Scoped Search vs. Lucene
On one hand it seems strange to compere them because it’s a bit like comparing oranges to apples, they do different things. On the other hand they both seemed to be a possible solution for the search we plan to add. The reason is that they both provide the end user a rich search language with free-text and boolean expressions. The front-end might look similar but the back-end of the solutions is entirely different and so does the use cases that each solution fits best.
Unlike Elastic-Search the Scoped-Search is not an indexer nor a data store. It’s a light weight query parser, auto-completer and SQL query builder.
It enables feature rich search box in the GUI and a powerful API, on top of any RDBMS, no schema change is needed. Scoped Search on top of RDBMS can easily handle structured data, it returns updated data as soon as it’s stored in the database. No scoring, no ranking, just a simple “order by” clause in the SQL. It will scale as much as the underline database does.
Elastic-Search on the other hand will index your data, store it in a document format optimized for searching. It will scale-out well, both in terms of data set size and in terms of the number of queries.
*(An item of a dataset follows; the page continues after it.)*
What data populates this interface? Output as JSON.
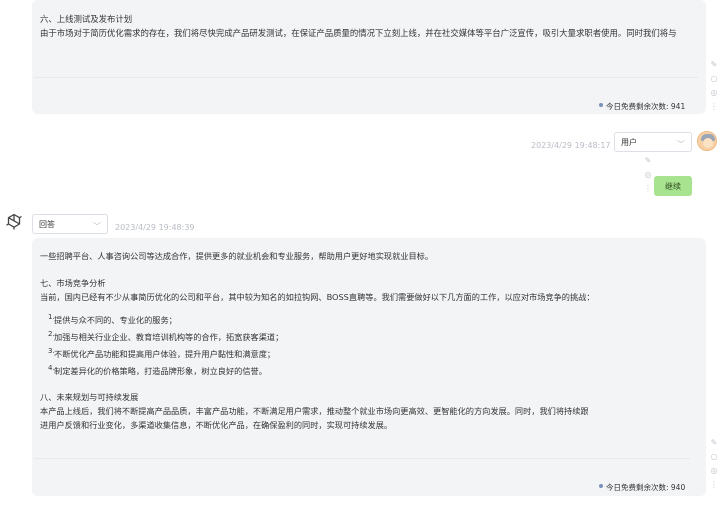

If your data is better modeled as document (such as web pages, article in a news paper, email-messages, etc.) and you need handle a lot of search queries or you have a large number of documents to search, you probably better of with Lucene based solutions. If your application needs Partition Tolerance and Availability more then it needs Consistency choose Lucene.
If your front-end is written in ruby, your data is well structured and you care more about Consistency and Availability then Partition Tolerance, adding scoped_search on top of your relational database should probably be your choice.